Purpose: Systematic evaluation of the role of Tan I in reducing myocardial ischemia (MI) injury and elucidation of the underlying molecular mechanisms by which Tan I improves myocardial fibrosis and ventricular function in mouse MI models.

Methods: In vivo and in vitro MI models were constructed to substantiate the anti-MI effects of Tan I. Through target fishing, molecular docking, and network pharmacology investigation, the effect mechanisms and potential target proteins of Tan I against MI were predicted further. Tandem mass tags (TMT)-based quantitative proteomics, transforming growth factor beta receptor I (TGFBR1)-overexpressing lentiviral vectors, molecular dynamics (MD) simulations, biolayer interferometry (BLI), cellular thermal shift assay (CETSA), TGFBR1 kinase activity, and drug affinity responsive target stability (DARTS) assay were subsequently used to validate the anti-MI-effect mechanisms and targets of Tan I.
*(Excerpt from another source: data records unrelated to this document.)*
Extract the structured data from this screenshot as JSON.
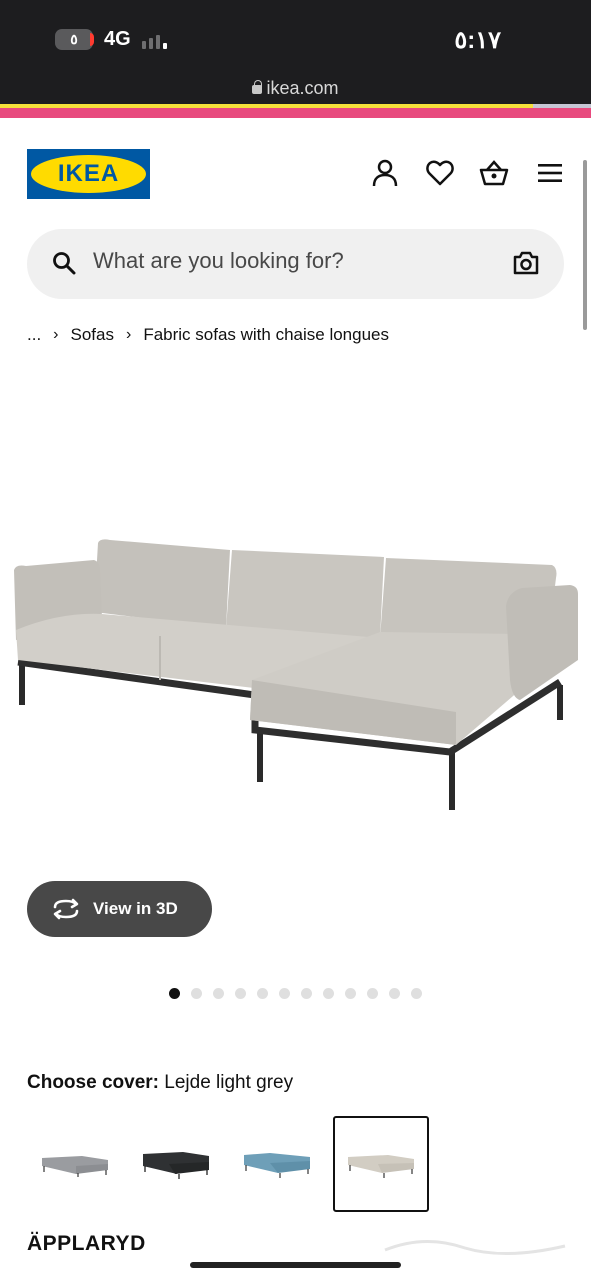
{
  "status_bar": {
    "battery_level": "٥",
    "network": "4G",
    "time": "٥:١٧"
  },
  "browser": {
    "url": "ikea.com"
  },
  "header": {
    "logo_text": "IKEA",
    "icons": [
      "user-icon",
      "heart-icon",
      "basket-icon",
      "menu-icon"
    ]
  },
  "search": {
    "placeholder": "What are you looking for?"
  },
  "breadcrumb": {
    "ellipsis": "...",
    "items": [
      "Sofas",
      "Fabric sofas with chaise longues"
    ]
  },
  "view_3d": {
    "label": "View in 3D"
  },
  "carousel": {
    "total": 12,
    "active_index": 0
  },
  "cover": {
    "label": "Choose cover:",
    "value": "Lejde light grey",
    "options": [
      {
        "color": "#9a9ca0"
      },
      {
        "color": "#2f3133"
      },
      {
        "color": "#6e9fb8"
      },
      {
        "color": "#d2cdc3",
        "selected": true
      }
    ]
  },
  "product": {
    "name": "ÄPPLARYD"
  },
  "colors": {
    "ikea_blue": "#0058a3",
    "ikea_yellow": "#ffdb00",
    "accent_pink": "#e84a7e"
  }
}
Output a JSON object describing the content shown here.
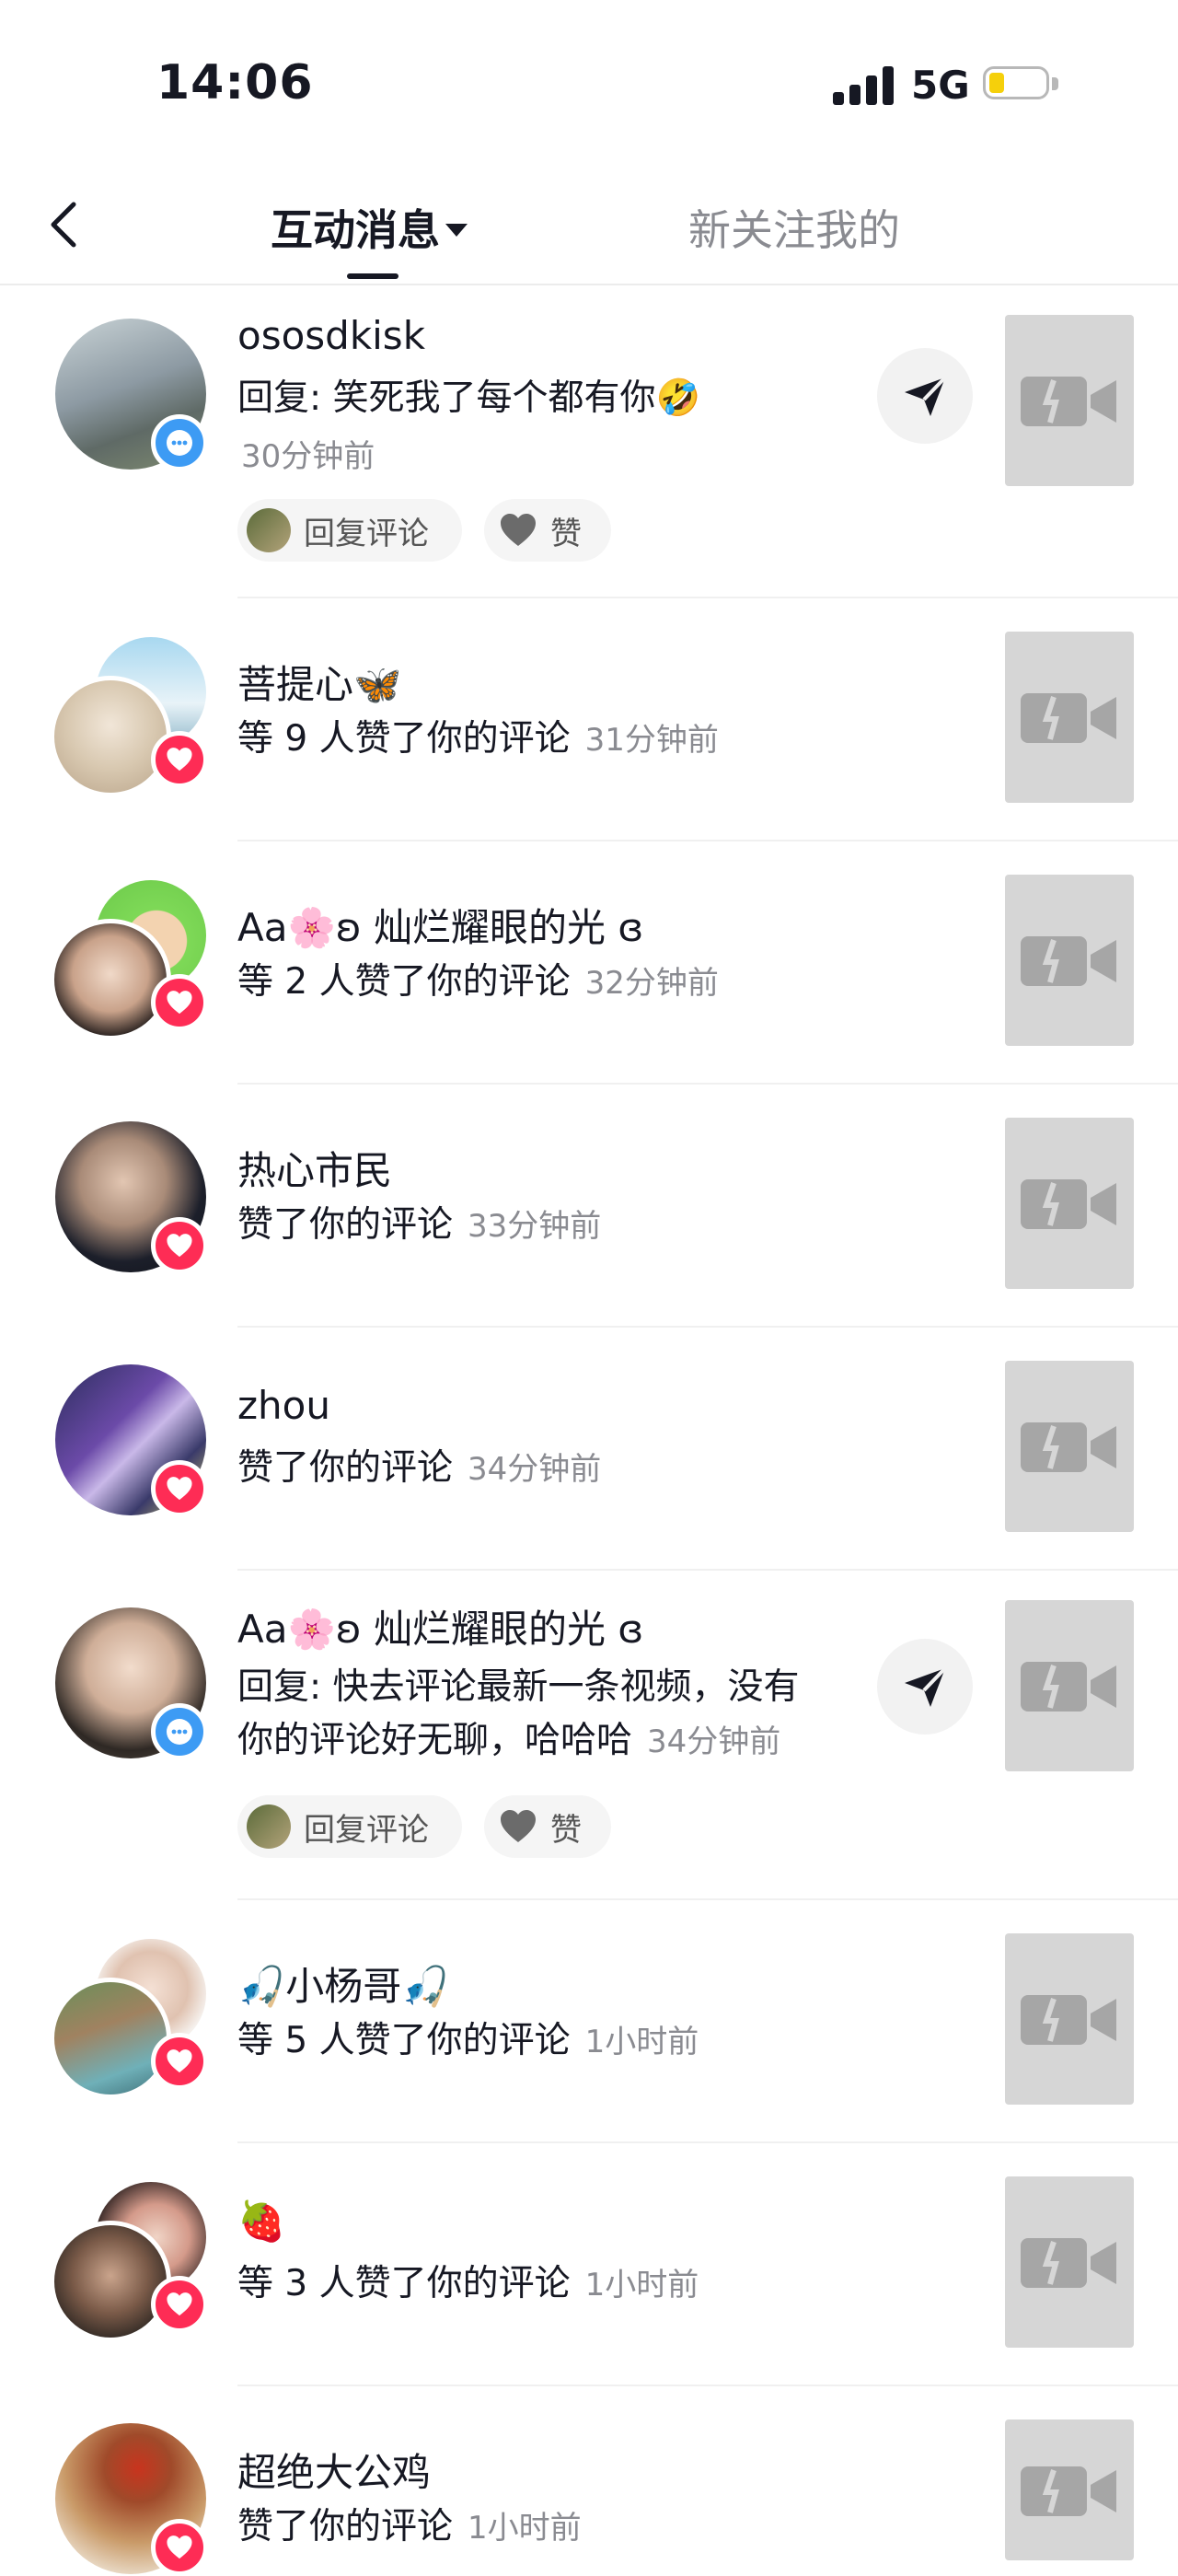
{
  "status_bar": {
    "time": "14:06",
    "network": "5G"
  },
  "header": {
    "back_icon": "chevron-left-icon",
    "tabs": [
      {
        "label": "互动消息",
        "active": true
      },
      {
        "label": "新关注我的",
        "active": false
      }
    ]
  },
  "colors": {
    "heart_badge": "#fe2c55",
    "comment_badge": "#3d9bf4",
    "secondary_text": "#8a8b91",
    "placeholder": "#d6d6d6"
  },
  "notifications": [
    {
      "name": "ososdkisk",
      "text": "回复: 笑死我了每个都有你🤣",
      "time": "30分钟前",
      "type": "reply",
      "reply_label": "回复评论",
      "like_label": "赞"
    },
    {
      "name": "菩提心🦋",
      "text": "等 9 人赞了你的评论",
      "time": "31分钟前",
      "type": "like"
    },
    {
      "name": "Aa🌸ʚ 灿烂耀眼的光 ɞ",
      "text": "等 2 人赞了你的评论",
      "time": "32分钟前",
      "type": "like"
    },
    {
      "name": "热心市民",
      "text": "赞了你的评论",
      "time": "33分钟前",
      "type": "like"
    },
    {
      "name": "zhou",
      "text": "赞了你的评论",
      "time": "34分钟前",
      "type": "like"
    },
    {
      "name": "Aa🌸ʚ 灿烂耀眼的光 ɞ",
      "text_line1": "回复: 快去评论最新一条视频，没有",
      "text_line2": "你的评论好无聊，哈哈哈",
      "time": "34分钟前",
      "type": "reply",
      "reply_label": "回复评论",
      "like_label": "赞"
    },
    {
      "name": "🎣小杨哥🎣",
      "text": "等 5 人赞了你的评论",
      "time": "1小时前",
      "type": "like"
    },
    {
      "name": "🍓",
      "text": "等 3 人赞了你的评论",
      "time": "1小时前",
      "type": "like"
    },
    {
      "name": "超绝大公鸡",
      "text": "赞了你的评论",
      "time": "1小时前",
      "type": "like"
    }
  ]
}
Results: Tan I can markedly increase the survival of oxidative stress cell models, improve intracellular environment, and inhibit the release of intracellular reactive oxygen species. Moreover, it can restore abnormal electrocardiograms, decrease myocardial infarction area, inhibit cardiac fibrosis, and reduce serum levels of key cardiac injury biomarkers in the MI mouse model. Mechanistically, Tan I considerably inhibited the phosphorylation modification levels of TGFBR1 and Smad2 and the aberrant expressions of Collagen I/III, α-smooth muscle actin, Bcl-2, and Bax proteins in MI mice. These findings were further verified in NIH-3T3 cells overexpressing TGFBR1 or activated by TGF-β1. MD simulations, CETSA, and DARTS showed that TGFBR1 binding to Tan I was relatively stable. In addition, BLI indicated that the equilibrium dissociation constant of Tan I binding TGFBR1 was 1.5 × 10^-6 M. Based on the kinase activity assay, Tan I restrained TGFBR1 with a half-maximal inhibitory concentration of 739.6 nM.

Conclusion: This work reveals for the first time that Tan I can reduce MI injury and fibrosis by modulating the TGF-β signaling pathway via targeting of TGFBR1.

Keywords: Myocardial fibrosis; Myocardial ischemia; TGF-β signaling pathway; TGFBR1; Tanshinone I.